Il reverendo Thomas Bayes fu un matematico inglese vissu­to nel XVIII secolo, autore di un teorema di grande importan­za per un’interpretazione probabilistica dei quesiti scientifici. Nacque a Londra e morì a Tunbridge Wells, nel Kent, dove esi­ste ancora la sua tomba. Era un pastore presbiteriano di carat­tere anticonformista e un po’ eccentrico. Lasciò inediti gli scrit­ti più importanti, che furono affidati ad un esecutore testamen­tario di fiducia e vennero resi noti solo dopo la morte.

È cono­sciuto soprattutto per il suo Teorema sulla probabilità condizio­nata, pubblicato postumo nel 1763. L’originalità statistica di Bayes consisteva nell’utilizzare a riguardo dell’esame di una nuova informazione le probabilità basate su precedenti acquisi­zioni. Oppure, adoperando un linguaggio statistico più specia­listico, per comparare la probabilità a priori con quella a poste­riori. Questa procedura di revisione del calcolo delle probabili­tà ha reso il contributo di Bayes estremamente interessante per la medicina.

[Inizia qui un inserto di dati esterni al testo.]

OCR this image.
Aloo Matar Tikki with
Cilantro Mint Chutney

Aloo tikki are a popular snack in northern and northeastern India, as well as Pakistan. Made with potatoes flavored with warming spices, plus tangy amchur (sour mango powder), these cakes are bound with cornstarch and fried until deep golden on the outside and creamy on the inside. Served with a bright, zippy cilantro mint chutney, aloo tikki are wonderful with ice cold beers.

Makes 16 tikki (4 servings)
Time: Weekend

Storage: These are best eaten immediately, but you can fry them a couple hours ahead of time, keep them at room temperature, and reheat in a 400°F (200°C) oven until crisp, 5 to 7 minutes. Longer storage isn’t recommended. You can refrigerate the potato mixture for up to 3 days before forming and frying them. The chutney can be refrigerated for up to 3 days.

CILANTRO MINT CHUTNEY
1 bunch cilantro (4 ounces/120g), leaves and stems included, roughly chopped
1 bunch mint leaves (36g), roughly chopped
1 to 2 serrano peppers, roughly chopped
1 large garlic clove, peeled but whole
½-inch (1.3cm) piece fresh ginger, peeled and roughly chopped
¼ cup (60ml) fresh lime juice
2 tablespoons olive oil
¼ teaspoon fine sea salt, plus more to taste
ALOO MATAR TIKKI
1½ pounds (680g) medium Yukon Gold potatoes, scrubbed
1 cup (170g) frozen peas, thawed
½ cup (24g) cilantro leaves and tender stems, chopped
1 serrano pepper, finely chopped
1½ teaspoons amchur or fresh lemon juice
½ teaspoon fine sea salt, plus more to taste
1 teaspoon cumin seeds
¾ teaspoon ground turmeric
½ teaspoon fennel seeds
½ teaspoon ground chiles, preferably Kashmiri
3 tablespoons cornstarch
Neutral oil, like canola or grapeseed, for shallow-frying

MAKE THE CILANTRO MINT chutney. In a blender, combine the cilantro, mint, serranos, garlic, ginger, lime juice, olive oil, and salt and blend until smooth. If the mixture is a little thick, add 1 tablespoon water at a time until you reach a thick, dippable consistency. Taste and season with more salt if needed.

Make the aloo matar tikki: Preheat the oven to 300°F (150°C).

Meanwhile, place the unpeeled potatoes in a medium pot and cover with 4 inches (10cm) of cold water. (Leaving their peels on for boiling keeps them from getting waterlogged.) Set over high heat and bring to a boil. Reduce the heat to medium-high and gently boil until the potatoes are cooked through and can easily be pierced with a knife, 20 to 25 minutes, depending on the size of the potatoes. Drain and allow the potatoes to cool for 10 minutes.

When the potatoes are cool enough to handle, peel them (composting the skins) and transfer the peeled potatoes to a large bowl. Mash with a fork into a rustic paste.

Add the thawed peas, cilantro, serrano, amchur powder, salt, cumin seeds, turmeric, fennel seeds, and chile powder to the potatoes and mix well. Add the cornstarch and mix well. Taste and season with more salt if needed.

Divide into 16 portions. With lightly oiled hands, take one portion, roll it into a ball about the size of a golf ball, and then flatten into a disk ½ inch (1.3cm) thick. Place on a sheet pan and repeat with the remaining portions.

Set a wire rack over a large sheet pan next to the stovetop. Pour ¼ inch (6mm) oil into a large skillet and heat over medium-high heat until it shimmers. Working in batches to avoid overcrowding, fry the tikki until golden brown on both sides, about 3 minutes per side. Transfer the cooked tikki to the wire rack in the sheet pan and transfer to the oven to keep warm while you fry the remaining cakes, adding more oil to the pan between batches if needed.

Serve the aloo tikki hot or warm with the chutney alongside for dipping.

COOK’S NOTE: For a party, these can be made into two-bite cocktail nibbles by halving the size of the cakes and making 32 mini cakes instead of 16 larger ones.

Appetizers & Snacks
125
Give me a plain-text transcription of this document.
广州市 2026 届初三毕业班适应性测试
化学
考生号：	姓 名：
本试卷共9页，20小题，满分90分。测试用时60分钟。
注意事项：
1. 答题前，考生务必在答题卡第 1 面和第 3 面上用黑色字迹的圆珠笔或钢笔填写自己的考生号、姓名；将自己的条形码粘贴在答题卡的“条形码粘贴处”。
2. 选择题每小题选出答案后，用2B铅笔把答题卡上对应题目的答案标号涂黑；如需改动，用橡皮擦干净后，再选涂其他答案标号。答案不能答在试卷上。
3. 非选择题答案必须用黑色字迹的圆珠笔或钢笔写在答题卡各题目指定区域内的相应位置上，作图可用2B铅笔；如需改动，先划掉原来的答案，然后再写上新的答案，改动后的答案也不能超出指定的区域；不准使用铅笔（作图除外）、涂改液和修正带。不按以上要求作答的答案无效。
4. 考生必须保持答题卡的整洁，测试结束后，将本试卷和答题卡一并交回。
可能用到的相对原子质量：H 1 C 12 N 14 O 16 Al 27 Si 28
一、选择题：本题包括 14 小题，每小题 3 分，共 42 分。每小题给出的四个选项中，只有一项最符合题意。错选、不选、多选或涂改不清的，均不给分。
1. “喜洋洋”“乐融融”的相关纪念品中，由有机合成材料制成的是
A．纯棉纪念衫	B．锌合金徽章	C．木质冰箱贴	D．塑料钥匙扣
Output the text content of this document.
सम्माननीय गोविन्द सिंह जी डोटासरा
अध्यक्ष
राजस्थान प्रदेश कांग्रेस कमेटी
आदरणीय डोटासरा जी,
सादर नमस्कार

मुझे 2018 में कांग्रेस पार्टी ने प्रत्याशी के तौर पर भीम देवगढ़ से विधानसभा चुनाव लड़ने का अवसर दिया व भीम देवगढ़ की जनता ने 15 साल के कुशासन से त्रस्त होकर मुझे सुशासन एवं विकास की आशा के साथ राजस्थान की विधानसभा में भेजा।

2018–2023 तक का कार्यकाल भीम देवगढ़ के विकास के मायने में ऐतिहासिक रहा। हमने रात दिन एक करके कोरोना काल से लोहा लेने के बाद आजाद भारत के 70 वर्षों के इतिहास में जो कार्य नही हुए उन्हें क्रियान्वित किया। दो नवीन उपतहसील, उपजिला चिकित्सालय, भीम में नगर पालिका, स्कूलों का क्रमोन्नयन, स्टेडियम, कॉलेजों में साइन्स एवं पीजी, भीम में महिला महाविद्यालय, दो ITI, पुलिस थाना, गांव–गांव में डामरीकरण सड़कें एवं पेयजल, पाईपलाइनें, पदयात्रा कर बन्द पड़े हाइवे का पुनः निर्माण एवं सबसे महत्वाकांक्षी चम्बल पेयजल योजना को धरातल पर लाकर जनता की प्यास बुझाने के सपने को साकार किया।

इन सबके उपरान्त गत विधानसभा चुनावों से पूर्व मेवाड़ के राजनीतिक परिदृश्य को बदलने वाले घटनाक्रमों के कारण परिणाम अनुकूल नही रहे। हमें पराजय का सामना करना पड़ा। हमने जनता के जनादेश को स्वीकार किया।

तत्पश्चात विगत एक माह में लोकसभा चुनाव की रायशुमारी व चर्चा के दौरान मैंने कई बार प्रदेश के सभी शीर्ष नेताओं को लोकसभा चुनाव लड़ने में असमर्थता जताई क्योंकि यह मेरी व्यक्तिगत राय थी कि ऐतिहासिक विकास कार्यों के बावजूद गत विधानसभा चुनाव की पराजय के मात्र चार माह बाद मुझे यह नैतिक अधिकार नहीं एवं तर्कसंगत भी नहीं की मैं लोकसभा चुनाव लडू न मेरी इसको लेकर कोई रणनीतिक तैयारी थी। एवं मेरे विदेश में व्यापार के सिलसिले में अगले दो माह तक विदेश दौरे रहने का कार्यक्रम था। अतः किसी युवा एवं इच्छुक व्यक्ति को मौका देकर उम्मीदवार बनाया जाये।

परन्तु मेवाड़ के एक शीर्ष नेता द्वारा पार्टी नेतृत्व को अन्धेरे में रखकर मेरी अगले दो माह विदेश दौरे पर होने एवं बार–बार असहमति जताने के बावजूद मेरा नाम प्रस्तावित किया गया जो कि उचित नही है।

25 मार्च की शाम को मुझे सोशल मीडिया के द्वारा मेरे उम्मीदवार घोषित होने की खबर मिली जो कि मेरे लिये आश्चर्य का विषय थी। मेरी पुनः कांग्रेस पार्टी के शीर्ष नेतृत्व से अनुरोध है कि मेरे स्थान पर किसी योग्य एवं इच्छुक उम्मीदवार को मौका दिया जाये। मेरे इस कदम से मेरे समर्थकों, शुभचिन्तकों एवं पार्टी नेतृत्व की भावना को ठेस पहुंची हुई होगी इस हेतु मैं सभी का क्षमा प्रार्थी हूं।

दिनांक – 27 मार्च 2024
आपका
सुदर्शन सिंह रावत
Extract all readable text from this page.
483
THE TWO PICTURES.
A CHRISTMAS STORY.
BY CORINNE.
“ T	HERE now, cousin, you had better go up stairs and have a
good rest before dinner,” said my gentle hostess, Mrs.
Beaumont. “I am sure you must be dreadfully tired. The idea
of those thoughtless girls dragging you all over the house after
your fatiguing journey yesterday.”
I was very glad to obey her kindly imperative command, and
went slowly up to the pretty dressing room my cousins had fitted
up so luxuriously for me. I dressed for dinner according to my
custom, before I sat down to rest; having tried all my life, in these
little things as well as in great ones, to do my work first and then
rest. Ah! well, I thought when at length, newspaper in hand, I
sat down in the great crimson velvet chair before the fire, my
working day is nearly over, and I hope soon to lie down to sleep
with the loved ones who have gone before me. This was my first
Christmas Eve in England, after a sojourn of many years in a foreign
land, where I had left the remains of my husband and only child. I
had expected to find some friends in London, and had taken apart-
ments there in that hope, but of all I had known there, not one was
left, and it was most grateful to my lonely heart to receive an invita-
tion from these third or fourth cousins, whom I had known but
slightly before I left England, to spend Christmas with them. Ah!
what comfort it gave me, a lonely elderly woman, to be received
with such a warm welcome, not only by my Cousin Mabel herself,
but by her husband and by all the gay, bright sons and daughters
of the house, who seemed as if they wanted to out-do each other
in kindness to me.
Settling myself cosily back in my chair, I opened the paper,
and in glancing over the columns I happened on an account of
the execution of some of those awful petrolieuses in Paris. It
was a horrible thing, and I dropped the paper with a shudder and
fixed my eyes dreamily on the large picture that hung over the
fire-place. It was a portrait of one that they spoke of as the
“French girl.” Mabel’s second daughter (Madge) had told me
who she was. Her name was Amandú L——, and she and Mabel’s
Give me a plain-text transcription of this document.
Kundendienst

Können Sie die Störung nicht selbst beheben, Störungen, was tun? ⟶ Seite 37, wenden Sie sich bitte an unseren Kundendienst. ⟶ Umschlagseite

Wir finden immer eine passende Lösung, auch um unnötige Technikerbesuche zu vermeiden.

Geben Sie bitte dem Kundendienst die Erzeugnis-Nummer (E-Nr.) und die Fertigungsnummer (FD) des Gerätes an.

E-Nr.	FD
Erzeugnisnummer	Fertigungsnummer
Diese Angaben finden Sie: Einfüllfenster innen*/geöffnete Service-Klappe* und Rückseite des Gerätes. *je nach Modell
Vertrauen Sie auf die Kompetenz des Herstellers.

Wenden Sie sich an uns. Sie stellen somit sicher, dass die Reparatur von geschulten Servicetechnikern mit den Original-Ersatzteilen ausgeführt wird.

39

Il messaggio principale trasmesso dalle sue idee era il seguente: non esisteva una sola risposta ad un quesito, se ci si muoveva su di un terreno speculativo di tipo dinamico e in con­dizioni d’incertezza, quali ad esempio si sarebbero verificate nel decorso di un evento morboso e nel conseguente intervento terapeutico del medico. Il teorema di Bayes dimostrava quanto le convinzioni a priori, espresse quantitativamente come distri­buzioni di probabilità, fossero modificate dalle nuove informa­zioni raccolte. Veniva adottato in modo inconsapevole nel ragionamento diagnostico e spesso non era preso in considera­zione proprio quando sarebbe risultato un mezzo prezioso per prendere decisioni più consapevoli. Questo teorema venne così formulato:

P(A/B) = P(B/A) x P(A)/P(B)

Dove la probabilità relativa P(B/A), denominata verosimi­glianza di A rispetto a B, esprimeva il grado di credenza che il 35 soggetto avrebbe avuto nel verificarsi di B, nel caso in cui aves­se saputo che A era vera.
A era la probabilità a priori (ipotesi) e B costituiva l’evidenza sperimentale che stavamo esaminando. Il risultato del teorema di Bayes poteva venire espresso informalmente affermando che la probabilità finale di un’ipotesi P(A/B) o A era direttamente proporzionale alla sua probabilità iniziale ed alla sua verosimiglianza P(B/A), mentre era inversamente pro­porzionale alla probabilità iniziale P(B) dell’evidenza B.

Questa formulazione teneva conto dell’esperienza prece­dente nell’aspettativa di un esito previsto.

Immaginiamo che il nostro paziente tipo abbia la polmonite. La probabilità attesa che egli guarisca sarebbe allora correlata e direttamente propor­zionale sia all’uso degli antibiotici che all’evidenza sperimenta­le, la quale confermava l’utilità degli stessi, cioè all’esperienza precedente singola o collettiva, mentre era inversamente pro­porzionale all’evidenza B, cioè all’astensione dal trattamento. La pratica della medicina rende consapevoli di quanto ogni risultato possa dipendere da fattori certi ed eventi imprevedibi­li.

Il lavoro matematico di Bayes spiegava, in modo teorico e lucido, la ragione di tanti risultati incerti in ambito medico.